Hello, as per the Terms of Service the license is non-transferable, meaning that you cannot use the Unity Pro license from your employer for personal projects.
For switching to a personal license on the same machine, you’d have to:
Hi, thank you for the clarification and the detailed workaround! Would have been nice to be able switch accounts per project, but I read on other thread that that’s already “on the radar” ( Multiple Unity logins ). Will look into the command line interface, thanks!
The words return in Step #1, and activate in Step #4 are worrisome!
If I return my employer’s license at the end of every work day, so that I can activate my personal license to work on personal projects, does my employer get notified that I have done so?
Is there any risk that my employer’s software management guru might say “Oh, this guy just returned his Unity license! He clearly doesn’t need it any more. I’ll immediately assign that license to the next person on our list waiting for a Unity license,” or anything like that?
Another problematic scenario:"This guy just activated his corporately owned Unity license at 1:00 PM, andreturnedit, but it’s only 2:00 PM! He must be slacking on the job and working on his own projects on company time!"
One more question: Where can I formally request a feature developed into Unity / Hub where I could just get a button to easily / efficiently switch between licenses?
While not full equivalent, as long as it’s always a “1 pro license from employer and personal license for other projects”, you can pretty much get there just using the “Add command line arguments” (in the “…” menu) for a project in the hub to add -force-free and it’ll always open that project with a personal license. No returning of Pro licenses that way.

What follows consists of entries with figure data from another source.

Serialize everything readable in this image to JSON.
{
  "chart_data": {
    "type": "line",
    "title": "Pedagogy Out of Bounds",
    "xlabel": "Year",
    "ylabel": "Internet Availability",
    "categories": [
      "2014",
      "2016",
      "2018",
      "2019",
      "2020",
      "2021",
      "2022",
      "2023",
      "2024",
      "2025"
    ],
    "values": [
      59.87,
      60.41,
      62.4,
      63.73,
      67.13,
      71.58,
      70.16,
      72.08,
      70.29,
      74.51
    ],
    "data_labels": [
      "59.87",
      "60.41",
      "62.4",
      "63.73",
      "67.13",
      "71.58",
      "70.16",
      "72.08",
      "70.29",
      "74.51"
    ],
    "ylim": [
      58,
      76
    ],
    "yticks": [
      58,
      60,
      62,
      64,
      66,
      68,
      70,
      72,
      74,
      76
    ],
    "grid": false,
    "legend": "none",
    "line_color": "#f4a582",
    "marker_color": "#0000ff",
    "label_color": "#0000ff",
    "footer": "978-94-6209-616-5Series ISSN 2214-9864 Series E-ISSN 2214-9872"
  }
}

Is the computer also owned by the employer? I would never try to mix personal work on a machine which represents my other job. Not only do you have to worry about the Unity editor license, but every single asset that is bought or created has a chance of “accidentally” leaking across that gap.
I’ve known people in other software development houses to use virtual machines for each of their clients, but even that gave me misgivings.
The computer is owned by me personally. The pro license is owned by the corporation I work for, and the development is done on my personal machine.
Eventually I may need a second pro license, owned by me personally, and the ability to flip between the corporate license for the day job, and my personal pro license for semi-pro, nights-and-weekends work.
I would love to see a color-coded dropdown in the hub / unity editor interface / both that allows you to just select which license the project is being worked under, and to facilitate an easy way to keep all of the work straight.